Lamento, cara Ana Rita, a vida nem sempre contemporiza com a natureza e ele acabou mesmo por deixar de ter o dilema, ficou condenado a escrever com a mão direita. Mas, se sempre teve uma caligrafia impecável, já em qualquer trabalho de bricolage era um desastre, como ele próprio dizia, "nunca teve jeito de mãos",e o ofício de marceneiro ficou por ali.
caro Bartolomeu, olhe que a moda dos relógios de bolso está a voltar, pode dizer-se que é um vanguardista nessa matéria :)(ou que os ciclos da moda são uma fatalidade).

Margarida Corrêa de Aguiar disse...

Suzana
Realmente ninguém domina o destino. Quem diria que aquelas reguadas tão injustas acabariam por ter alguma utilidade? Mas o acidente não justifica a prepotência e a severidade tão próprias das professoras austeras da escola primária daqueles tempos e, mesmo, do nosso tempo.
A vida tem muitas surpresas, muitas coincidências e muitos desencontros.

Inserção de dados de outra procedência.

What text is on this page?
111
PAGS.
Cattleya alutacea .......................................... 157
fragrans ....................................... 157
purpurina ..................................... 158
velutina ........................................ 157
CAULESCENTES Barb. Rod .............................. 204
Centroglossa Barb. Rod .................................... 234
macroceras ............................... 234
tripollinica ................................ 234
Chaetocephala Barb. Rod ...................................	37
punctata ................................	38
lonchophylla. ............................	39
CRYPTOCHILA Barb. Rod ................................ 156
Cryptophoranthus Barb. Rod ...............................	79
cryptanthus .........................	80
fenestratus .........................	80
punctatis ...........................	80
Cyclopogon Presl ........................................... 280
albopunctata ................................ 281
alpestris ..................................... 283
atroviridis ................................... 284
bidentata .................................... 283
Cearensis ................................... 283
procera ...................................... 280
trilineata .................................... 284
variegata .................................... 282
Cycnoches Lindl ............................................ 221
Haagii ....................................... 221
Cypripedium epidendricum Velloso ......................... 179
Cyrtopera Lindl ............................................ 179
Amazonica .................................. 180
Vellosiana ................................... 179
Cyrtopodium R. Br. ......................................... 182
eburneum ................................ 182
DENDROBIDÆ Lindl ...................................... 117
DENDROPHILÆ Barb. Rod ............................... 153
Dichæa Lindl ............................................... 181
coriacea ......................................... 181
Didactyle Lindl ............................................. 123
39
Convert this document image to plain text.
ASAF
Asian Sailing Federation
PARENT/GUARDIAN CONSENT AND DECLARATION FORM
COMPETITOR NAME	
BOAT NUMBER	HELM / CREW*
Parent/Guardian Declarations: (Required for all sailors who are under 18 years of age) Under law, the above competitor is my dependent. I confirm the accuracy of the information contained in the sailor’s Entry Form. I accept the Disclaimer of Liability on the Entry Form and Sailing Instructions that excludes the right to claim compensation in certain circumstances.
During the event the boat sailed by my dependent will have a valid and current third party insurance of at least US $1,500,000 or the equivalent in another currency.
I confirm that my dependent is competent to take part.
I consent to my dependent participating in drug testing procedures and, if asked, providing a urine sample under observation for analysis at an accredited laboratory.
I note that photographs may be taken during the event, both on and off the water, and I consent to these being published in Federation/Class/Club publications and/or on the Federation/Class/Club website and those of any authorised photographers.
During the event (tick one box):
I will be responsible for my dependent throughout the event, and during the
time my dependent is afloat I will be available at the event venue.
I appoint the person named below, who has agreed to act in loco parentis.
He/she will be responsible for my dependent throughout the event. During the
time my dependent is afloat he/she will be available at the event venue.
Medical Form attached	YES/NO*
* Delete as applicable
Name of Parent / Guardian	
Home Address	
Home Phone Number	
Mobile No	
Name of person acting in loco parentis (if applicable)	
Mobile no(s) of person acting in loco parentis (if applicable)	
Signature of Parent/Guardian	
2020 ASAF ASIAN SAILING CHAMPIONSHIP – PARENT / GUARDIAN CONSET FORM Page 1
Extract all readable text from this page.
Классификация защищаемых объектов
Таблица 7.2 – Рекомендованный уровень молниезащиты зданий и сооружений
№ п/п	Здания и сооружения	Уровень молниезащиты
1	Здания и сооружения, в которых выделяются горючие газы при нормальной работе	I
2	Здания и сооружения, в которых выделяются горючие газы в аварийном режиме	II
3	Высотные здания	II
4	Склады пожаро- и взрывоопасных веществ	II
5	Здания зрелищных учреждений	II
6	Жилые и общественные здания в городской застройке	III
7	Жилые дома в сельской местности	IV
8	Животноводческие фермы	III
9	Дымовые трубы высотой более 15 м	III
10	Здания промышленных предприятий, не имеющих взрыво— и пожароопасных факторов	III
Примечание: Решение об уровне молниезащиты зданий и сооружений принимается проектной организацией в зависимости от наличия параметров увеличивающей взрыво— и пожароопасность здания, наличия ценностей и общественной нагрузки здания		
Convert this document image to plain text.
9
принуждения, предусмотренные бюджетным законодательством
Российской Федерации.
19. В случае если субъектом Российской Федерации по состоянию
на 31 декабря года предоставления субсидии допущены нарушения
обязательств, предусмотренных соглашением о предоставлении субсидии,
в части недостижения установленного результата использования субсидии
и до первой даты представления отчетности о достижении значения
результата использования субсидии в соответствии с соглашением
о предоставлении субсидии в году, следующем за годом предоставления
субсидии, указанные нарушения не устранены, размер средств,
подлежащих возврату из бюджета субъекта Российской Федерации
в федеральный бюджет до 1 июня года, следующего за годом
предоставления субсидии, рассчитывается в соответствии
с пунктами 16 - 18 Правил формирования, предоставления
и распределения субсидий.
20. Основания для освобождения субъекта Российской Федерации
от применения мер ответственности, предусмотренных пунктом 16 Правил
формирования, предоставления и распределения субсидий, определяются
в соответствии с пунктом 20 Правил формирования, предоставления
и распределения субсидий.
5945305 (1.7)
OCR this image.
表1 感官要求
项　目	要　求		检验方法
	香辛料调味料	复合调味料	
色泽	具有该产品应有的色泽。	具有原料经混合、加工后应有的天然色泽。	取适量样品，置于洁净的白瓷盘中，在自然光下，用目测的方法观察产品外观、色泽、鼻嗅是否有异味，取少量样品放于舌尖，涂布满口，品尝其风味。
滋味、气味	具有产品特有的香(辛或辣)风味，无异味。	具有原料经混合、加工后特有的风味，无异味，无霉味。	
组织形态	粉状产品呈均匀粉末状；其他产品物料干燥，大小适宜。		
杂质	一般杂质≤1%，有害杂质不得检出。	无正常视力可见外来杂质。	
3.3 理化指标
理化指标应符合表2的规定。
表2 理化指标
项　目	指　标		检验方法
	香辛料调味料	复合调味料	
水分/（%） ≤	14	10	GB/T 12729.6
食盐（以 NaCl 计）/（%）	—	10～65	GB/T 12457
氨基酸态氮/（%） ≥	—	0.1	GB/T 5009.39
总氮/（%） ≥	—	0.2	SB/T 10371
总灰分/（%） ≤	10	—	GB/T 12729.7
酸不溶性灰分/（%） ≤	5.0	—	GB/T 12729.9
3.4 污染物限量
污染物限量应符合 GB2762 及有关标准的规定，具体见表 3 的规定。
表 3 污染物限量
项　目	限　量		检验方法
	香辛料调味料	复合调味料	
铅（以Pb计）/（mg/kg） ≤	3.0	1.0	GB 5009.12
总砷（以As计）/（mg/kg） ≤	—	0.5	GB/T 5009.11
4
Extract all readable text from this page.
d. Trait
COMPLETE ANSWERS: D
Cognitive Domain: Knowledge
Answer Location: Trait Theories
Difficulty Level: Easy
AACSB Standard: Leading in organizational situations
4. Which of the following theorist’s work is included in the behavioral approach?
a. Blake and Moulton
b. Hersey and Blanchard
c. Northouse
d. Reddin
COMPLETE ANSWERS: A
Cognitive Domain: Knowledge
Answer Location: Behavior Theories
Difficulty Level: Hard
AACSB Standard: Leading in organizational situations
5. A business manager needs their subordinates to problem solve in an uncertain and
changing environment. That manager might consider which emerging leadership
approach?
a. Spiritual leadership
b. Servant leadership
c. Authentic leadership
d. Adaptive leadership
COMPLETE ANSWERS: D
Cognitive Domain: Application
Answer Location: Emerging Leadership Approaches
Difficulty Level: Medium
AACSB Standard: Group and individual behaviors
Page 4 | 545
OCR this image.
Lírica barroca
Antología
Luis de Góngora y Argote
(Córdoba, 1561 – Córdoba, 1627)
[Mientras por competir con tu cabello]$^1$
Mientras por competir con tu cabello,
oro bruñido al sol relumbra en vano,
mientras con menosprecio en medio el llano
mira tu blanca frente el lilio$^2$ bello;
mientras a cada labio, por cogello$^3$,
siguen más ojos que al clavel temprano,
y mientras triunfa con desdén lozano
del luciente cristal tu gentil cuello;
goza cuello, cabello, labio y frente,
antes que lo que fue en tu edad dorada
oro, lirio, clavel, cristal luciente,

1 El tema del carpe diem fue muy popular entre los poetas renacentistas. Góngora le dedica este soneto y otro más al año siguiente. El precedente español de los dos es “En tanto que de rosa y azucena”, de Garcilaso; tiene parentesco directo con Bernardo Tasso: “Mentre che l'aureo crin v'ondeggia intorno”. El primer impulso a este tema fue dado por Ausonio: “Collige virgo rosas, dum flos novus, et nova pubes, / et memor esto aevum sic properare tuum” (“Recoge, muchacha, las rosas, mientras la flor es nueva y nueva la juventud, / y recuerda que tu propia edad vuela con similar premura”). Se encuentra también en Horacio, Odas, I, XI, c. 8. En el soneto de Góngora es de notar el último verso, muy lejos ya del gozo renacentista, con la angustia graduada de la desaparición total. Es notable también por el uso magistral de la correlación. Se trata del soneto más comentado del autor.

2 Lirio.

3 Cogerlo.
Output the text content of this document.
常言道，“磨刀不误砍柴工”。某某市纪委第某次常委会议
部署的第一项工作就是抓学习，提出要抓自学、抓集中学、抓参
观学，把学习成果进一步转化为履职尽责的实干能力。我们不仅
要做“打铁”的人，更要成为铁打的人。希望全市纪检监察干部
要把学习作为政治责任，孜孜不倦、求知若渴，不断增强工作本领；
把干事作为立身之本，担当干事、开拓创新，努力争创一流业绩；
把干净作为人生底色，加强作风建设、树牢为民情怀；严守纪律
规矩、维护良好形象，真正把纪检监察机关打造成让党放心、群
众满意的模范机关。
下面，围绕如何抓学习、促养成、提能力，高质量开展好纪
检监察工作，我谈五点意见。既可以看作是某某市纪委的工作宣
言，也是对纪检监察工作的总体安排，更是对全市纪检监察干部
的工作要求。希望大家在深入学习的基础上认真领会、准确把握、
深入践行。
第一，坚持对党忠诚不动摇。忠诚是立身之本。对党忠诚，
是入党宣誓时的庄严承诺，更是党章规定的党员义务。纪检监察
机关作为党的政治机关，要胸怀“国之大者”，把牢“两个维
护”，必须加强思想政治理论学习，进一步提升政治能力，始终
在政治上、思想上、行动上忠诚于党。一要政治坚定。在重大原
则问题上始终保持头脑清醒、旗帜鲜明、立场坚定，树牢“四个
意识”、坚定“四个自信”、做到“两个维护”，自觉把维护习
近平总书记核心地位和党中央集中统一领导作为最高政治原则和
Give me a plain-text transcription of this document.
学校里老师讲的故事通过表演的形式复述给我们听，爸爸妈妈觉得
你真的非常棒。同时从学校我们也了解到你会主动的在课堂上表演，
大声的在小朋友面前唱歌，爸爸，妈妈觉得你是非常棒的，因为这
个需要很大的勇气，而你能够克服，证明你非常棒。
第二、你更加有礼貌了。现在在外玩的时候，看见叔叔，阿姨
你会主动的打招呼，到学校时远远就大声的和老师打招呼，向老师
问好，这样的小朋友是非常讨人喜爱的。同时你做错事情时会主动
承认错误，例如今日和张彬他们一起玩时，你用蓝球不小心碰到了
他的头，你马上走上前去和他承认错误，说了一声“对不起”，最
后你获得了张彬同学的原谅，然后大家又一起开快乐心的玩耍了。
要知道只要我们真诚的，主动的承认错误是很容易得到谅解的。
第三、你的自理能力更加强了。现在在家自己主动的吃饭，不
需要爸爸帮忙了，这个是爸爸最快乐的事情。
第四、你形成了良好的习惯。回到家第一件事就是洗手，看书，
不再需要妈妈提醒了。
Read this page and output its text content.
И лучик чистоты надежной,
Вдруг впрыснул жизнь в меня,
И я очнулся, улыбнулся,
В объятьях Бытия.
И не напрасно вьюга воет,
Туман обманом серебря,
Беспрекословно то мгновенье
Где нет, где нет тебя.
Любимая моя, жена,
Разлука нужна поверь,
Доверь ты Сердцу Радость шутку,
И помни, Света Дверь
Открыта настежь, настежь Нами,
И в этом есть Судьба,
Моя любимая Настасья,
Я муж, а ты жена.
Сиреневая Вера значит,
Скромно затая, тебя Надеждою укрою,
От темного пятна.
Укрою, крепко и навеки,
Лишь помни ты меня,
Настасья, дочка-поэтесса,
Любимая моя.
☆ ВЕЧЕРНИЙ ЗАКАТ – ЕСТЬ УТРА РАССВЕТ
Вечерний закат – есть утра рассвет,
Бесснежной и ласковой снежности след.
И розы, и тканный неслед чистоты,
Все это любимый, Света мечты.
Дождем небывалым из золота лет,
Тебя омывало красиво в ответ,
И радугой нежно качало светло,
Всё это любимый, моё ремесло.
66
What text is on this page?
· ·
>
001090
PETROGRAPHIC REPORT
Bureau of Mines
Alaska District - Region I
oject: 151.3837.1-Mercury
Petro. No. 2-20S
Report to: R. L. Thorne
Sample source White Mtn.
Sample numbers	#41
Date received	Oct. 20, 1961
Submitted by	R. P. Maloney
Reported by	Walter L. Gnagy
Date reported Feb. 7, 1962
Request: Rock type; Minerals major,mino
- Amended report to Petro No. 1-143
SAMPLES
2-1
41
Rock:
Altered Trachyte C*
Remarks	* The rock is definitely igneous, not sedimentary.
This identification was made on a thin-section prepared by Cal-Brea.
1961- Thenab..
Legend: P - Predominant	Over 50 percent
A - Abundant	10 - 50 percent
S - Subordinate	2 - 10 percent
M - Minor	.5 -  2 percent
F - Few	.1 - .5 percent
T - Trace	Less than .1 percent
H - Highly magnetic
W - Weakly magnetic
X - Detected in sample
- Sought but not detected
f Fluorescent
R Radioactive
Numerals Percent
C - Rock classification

Nada acontece por acaso...

JotaC disse...

Cara Dra. Suzana Toscano,
Esta história contada na primeira pessoa é também uma lição de tolerância com aqueles que em todos os momentos da vida não souberam aceitar as diferenças dos outros, acabando por lhes infligir dor e sofrimento. Apesar de sabermos que há um bom punhado de anos atrás era normal encarar as vicissitudes da vida com resignação (já que as sequelas traumatizantes, ou as “desculpas” que influem o comportamento são coisas modernas !?), não posso deixar de enaltecer a elevada formação moral do seu avô, pois não se vislumbra nesta memória nenhuma réstia de rancor…
Excelente texto.

Suzana Toscano disse...

Margarida, o que acontece é que há pessoas que conseguem dar um sentido ao que lhes acontece e outras que não...
Caro Jotac, naquele tempo considerava-se que ser canhoto era "um defeito" a corrigir, por isso ele não guardou rancor a quem agia "por bem". Nem imagino o que ele pensaria se visse o Presidente dos Estados Unidos, o ídolo Obama, a assinar os documentos com a mão esquerda! Ainda bem que os tempos mudaram para melhor, distinguindo-se diferenaças de defeitos, pelo menos poupa-se muito sofrimento.

zamot disse...

Viva.
A história mesmo sendo trágica é muito bonita.
Como marceneiro, não posso deixar de achar que o mau da história terá sido o tio. Melhor, terá sido mau mestre.
O meu mestre de talha, Mestre Abrantes, ensinou-me a trabalhar com a goiva e a maceta tanto com uma ou com a outra mão. Mas antes disto, ensinou-me que nunca uma mão pode estar no caminho de uma lâmina.

Suzana Toscano disse...

Caro zamotanaiv, excelente observação, nunca tinha pensado nisso mas tem toda a razão. Há anos fiz um breve curso de culinária e, como já tinha muitos anos de prática para alimentar a família achei um bocado ridículo quando o chef começou por nos ensinar a pegar nas facas e depois nos legumes, insistindo na posição dos dedos para nunca ficarem "no caminho da lâmina" como diz. É claro que percebi imediatamente a diferença que vai entre "ajeitar-se" e saber fazer as coisas, com especial relevo para o saber-se fazer em segurança.
Obrigada pelo seu comentário.

zamot disse...

Ora essa!
cumprimentos!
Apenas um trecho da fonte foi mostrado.